Categorical Features : Sex ChestPainType FastingBS RestingECG ExerciseAngina ST_Slope HeartDisease
Numerical Features : Age RestingBP Cholesterol MaxHR Oldpeak


- Here, categorical features are defined if the the attribute has less than 6 unique elements else it is a numerical feature.
- Typical approach for this division of features can also be based on the datatypes of the elements of the respective attribute.

**Eg :** datatype = integer, attribute = numerical feature ; datatype = string, attribute = categorical feature

- For this dataset, as the number of features are less, we can manually check the dataset as well.

### Categorical Features :

In [None]:
data.head()

In [None]:
from sklearn.preprocessing import LabelEncoder
le = LabelEncoder()
data_transformed = data.copy(deep = True)
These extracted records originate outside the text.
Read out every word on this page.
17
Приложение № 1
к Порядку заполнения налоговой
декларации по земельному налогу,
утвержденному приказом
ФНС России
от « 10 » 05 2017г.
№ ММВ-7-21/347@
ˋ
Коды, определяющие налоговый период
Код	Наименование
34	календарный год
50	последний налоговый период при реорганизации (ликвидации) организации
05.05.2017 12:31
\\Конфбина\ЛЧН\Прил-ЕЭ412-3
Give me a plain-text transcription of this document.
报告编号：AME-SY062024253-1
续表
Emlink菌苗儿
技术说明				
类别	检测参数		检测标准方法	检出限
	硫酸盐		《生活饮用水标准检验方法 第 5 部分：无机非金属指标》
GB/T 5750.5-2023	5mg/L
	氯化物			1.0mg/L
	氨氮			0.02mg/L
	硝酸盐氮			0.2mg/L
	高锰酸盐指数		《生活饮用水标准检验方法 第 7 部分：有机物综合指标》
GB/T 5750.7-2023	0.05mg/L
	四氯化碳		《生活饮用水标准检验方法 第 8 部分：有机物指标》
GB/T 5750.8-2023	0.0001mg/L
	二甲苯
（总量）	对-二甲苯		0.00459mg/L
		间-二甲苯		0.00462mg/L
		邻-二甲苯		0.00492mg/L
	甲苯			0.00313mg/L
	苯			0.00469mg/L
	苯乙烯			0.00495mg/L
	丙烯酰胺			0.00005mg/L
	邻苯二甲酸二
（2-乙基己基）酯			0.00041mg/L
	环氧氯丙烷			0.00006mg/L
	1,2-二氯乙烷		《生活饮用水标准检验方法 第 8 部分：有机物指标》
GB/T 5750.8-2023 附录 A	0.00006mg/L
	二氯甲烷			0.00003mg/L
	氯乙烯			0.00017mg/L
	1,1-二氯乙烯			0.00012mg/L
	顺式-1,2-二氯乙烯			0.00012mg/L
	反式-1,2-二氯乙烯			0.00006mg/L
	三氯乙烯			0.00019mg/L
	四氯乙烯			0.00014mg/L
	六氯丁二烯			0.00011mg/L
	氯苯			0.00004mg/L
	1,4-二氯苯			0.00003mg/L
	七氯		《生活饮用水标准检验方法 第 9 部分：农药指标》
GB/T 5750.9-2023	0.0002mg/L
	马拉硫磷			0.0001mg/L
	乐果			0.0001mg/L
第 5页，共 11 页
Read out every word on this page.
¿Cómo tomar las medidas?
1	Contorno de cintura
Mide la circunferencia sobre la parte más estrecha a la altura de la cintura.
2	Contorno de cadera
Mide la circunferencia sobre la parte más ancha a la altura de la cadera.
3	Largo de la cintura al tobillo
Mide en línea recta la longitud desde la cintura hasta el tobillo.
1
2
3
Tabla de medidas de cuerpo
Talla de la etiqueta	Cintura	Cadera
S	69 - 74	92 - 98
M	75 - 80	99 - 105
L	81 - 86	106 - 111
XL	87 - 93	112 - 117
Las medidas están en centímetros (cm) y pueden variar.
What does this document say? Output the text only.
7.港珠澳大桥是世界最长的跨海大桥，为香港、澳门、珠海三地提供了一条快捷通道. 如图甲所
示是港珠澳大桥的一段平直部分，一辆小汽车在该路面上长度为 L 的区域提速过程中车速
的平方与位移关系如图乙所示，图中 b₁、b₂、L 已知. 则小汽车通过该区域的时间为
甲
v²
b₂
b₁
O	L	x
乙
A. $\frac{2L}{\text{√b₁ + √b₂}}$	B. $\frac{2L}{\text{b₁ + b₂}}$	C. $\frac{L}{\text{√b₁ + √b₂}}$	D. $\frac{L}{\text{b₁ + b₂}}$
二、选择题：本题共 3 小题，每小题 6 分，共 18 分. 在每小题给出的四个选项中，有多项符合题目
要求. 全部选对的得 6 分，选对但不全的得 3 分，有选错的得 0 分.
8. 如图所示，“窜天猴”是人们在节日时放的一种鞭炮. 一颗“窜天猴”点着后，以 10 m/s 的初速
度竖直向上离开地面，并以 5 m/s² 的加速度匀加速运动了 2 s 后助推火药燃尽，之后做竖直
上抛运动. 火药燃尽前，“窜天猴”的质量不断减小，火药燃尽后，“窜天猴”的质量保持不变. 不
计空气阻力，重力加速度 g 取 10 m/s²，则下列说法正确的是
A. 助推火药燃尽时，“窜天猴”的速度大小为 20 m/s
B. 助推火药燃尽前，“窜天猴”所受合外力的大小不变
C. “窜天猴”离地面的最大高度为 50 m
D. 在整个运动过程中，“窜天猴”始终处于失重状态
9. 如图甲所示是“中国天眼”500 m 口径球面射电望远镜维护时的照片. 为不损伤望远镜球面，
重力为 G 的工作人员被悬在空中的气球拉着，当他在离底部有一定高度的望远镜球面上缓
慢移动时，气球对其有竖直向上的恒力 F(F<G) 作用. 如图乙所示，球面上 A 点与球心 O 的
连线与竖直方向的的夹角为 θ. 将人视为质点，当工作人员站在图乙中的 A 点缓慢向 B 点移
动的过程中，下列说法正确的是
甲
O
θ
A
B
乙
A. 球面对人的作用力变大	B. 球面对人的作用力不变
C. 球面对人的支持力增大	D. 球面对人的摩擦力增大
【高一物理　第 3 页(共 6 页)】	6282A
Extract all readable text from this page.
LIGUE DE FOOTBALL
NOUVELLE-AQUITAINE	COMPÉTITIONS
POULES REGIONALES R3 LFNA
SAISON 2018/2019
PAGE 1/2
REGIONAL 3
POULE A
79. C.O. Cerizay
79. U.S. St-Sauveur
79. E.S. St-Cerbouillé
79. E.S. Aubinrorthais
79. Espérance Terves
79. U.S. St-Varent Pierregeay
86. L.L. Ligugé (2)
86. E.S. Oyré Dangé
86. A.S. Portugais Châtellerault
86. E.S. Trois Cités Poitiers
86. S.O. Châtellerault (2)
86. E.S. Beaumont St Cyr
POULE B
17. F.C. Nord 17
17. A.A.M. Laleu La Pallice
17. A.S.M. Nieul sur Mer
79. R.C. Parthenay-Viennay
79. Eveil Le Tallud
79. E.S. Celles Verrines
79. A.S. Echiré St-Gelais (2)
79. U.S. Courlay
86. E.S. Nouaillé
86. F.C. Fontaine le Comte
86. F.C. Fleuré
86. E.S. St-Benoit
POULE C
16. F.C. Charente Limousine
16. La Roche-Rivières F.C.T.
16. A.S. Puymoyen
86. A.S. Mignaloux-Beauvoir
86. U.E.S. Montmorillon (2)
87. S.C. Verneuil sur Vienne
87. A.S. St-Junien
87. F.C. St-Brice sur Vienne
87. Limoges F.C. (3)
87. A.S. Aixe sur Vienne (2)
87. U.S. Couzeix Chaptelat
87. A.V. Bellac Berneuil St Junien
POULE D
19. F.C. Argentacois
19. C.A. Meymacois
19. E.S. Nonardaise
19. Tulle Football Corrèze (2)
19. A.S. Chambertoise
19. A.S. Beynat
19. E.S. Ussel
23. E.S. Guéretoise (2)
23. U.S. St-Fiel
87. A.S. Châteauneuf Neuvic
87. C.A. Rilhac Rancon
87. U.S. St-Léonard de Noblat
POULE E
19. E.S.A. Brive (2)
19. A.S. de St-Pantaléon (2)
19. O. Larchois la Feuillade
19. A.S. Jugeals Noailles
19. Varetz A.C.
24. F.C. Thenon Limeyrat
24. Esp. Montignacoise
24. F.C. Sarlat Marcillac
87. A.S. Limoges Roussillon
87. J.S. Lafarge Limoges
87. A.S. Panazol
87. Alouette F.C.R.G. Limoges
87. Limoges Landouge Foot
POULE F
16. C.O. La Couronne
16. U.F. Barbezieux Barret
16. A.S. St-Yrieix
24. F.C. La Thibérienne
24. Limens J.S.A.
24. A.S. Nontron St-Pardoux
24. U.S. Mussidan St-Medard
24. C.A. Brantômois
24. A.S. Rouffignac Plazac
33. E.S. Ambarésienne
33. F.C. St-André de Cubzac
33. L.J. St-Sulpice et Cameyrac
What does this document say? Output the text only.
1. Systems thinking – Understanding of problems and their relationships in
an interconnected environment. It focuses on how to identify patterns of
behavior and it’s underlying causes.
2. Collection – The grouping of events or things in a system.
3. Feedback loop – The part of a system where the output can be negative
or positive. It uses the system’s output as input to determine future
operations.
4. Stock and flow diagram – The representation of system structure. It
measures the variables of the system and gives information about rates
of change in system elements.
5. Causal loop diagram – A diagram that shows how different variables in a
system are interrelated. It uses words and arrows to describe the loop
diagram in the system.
data_transformed['Sex'] = le.fit_transform(data_transformed['Sex'])
#Similarly for ChestPainType, RestingECG, ExerciseAngina, ST_Slope

- Creating a deep copy of the orginal dataset and label encoding the text data of the categorical features.
- Modifications in the original dataset will not be highlighted in this deep copy.
- Hence, we use this deep copy of dataset that has all the features converted into numerical values for visualization & modeling purposes.

In [None]:
data_transformed.head()

#### Distribution of Categorical Features :

In [None]:
fig, ax = plt.subplots(nrows = 3,ncols = 2,figsize = (10,15))
for i in range(len(categorical_features) - 1):

    plt.subplot(3,2,i+1)
    sns.distplot(data_transformed[categorical_features[i]],kde_kws = {'bw' : 1});
    title = 'Distribution : ' + categorical_features[i]
    plt.title(title)

plt.figure(figsize = (4.75,4.55))
sns.distplot(data_transformed[categorical_features[len(categorical_features) - 1]],kde_kws = {'bw' : 1})
title = 'Distribution : ' + categorical_features[len(categorical_features) - 1]
plt.title(title);

- All the categorical features are near about **Normally Distributed**.

In [None]:
output_counts = data_transformed['HeartDisease'].value_counts()

# Plotting the pie chart using Seaborn
plt.figure(figsize=(3, 3))
sns.set(style="whitegrid")
sns.color_palette("pastel")
sns.set_palette("pastel")
plt.pie(output_counts, labels=output_counts.index, autopct='%1.1f%%', startangle=140)
plt.title('Distribution of Output Variable')
plt.show()

In [None]:
pd.DataFrame(data['HeartDisease']).value_counts().plot(kind = 'bar')

### Numerical Features :

#### Distribution of Numerical Features :

In [None]:
fig, ax = plt.subplots(nrows = 2,ncols = 2,figsize = (9,9))
for i in range(len(numerical_features) - 1):
    plt.subplot(2,2,i+1)
    sns.distplot(data[numerical_features[i]])
    title = 'Distribution : ' + numerical_features[i]
    plt.title(title)
plt.show()

plt.figure(figsize = (4.75,4.55))
sns.distplot(data_transformed[numerical_features[len(numerical_features) - 1]],kde_kws = {'bw' : 1})
title = 'Distribution : ' + numerical_features[len(numerical_features) - 1]
plt.title(title);

- **Oldpeak's** data distribution is rightly skewed.
- **Cholestrol** has a bidmodal data distribution.